Not to be confused with a geuze, a gose is wheat beer that originated in Goslar Germany and has sat in obscurity for hundreds of years. Pronounced like ‘Goz-uh, (empty your heads and don’t think of anything),’ this is actually a very old beer. Recently this obscure style was unearthed, and it seems to be the new trend in craft beer.

My opinion of craft beer trends is well known to be cynical on the best of days, and make no mistake, a gose is one of those beer styles that I should rightfully hate. I don’t like sours, so that trend gave my palate a thorough tongue lashing. I’m not a fan of white ales, so with a gose being so close in heritage, one would imagine I’d veer away based just on that.

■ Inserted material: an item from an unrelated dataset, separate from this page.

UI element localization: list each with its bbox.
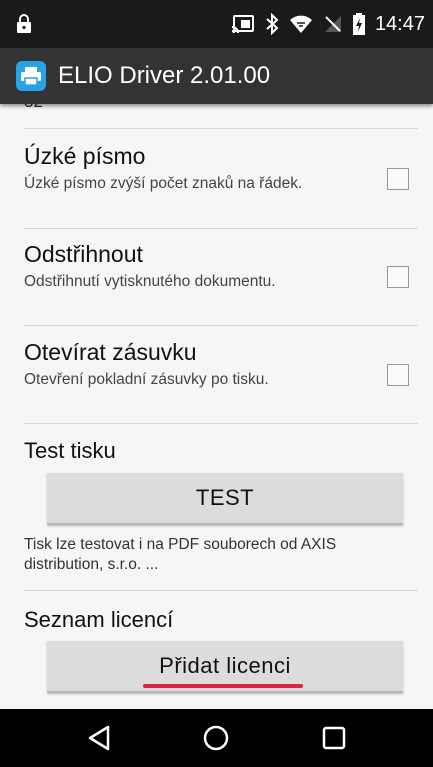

But with a gose, there’s something unusual going on.

Tart, sour flavors are not my cup of tea, and something about the coriander in white ales tends to rub my system the wrong way, so when all is said and done about these styles, I should rightfully abhor the gose.

Maybe it’s the saltiness that cuts all those flavors down a bit, forcing a new player into the mix. In the same way salted caramel mellows the sweetness and hops can temper maltiness, I find the salty angle of the gose a very nice balancing aspect.

That being said, there are plenty of goses out there that are little more than sours in disguise, and shame on the brewers who produce them. But most brewers are playing around with a brand new style that actually has a genuine, interesting, unique flavor. Since the trends have largely revolved around extreme flavors, and this is a re-emerging style, it’s going to take some time for this particular brew variety to reach perfection.

So there will be goses that taste like sours, and goses that taste like salty fruit, and goses that taste like white ales drunk by the beach. Much like how IPAs had to find their footing here in America, I suspect the gose is capable of some pretty impressive things.

For one thing, a well-done gose could save us from the tyranny of shandies come summertime. No more citrus-dominated wheat beers or half-juice abominations. If done right, a gose could easily step up to the plate and quench one’s thirst on a hot summer day. It’s already at least 50% wheat malt by definition, so it wouldn’t take that much imagination for a brewer to make and market it for a summertime release.

Again, a lot of goses right now kind of, well … suck. But again, this is a re-emerging style. It’s going to take some time to get it right. Some brewers have produced some truly stellar examples of the style, while others flounder with tart, sweet or overly salty creations that just miss the mark a bit.

The key to a good beer is balance, so once goses find their footing and reach internal harmony, I expect we’ll see a lot fewer shandies out there, and I will certainly drink to that.